Who is that you are chatting with? Oh, just ChatGPT


The new feature has prompted a host of TikTok users to post videos showing off Advanced Voice Mode’s capabilities, including speaking in slang, dialects and even the occasional regional accent. The results are surprising and often hilarious. — Photo by Solen Feyissa on Unsplash

When you think of what a voice programmed by artificial intelligence would sound like, you might picture something robotic and stilted, with a staccato cadence incapable of capturing the inflections, speed and emotion required to sound even somewhat human. But this is 2024, and the robots have gotten a serious upgrade. Now they can imitate voices, accents and intonation to an almost creepy degree – for better or worse.

ChatGPT’s new Advanced Voice Mode feature, which was released to most users of ChatGPT last week, is an audio version of the original ChatGPT, which uses artificial intelligence to respond to text prompts conversationally. Advanced Voice Mode works in the same way as the original but using audio; those using Advanced Voice Mode speak into the app, and the voice automatically responds.

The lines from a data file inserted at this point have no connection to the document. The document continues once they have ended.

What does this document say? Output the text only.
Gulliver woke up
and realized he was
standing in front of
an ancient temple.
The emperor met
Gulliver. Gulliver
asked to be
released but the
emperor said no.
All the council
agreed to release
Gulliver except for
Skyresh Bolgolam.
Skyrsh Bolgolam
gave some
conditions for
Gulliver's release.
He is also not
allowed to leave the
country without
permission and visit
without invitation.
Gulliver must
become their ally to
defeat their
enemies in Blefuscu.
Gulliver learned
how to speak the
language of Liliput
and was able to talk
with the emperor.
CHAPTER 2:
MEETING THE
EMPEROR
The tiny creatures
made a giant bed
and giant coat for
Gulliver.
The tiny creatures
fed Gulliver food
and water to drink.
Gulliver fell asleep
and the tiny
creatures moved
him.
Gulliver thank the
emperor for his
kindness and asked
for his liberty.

Users can choose one of nine voices, and then through conversation and text prompts, they teach those voices to talk in a way that they like.

It works well enough that OpenAI, the company that owns ChatGPT, issued a safety report warning that people could become emotionally reliant on the feature.

“It recognises from both the words you are using, as well as the inflections in your tone, but also informed by the context of the words that you’re leveraging, to respond in a way that best makes sense,” explained Celia Quillian, an artificial intelligence expert. “ChatGPT has always been a predictive model, right? So it’s just predicting what the most likely response should be based off of the input you give it, and now it’s doing that with sound.”

The new feature has prompted a host of TikTok users to post videos showing off Advanced Voice Mode’s capabilities, including speaking in slang, dialects and even the occasional regional accent. The results are surprising and often hilarious.

When Morissa Schwartz, a New Jersey native and entrepreneur, asked ChatGPT to mimic what she sounded like, the app didn’t hesitate.

“Ay, how you doin’? It’s Morissa, down the shore, grabbin’ a slice of the finest pizza,” the voice said in an exaggerated accent. “You know, the kinda pizza that makes you wanna move here just for the food – fuhgeddaboudit.”

“Is that really what I sound like to you?” Schwartz asked incredulously in a video of the exchange posted to her TikTok account. “I knew I had a little Jersey accent, but is it really that noticeable?”

“Well you definitely have a touch of that Jersey flair,” the app responded. “It’s got character and warmth, just like you.”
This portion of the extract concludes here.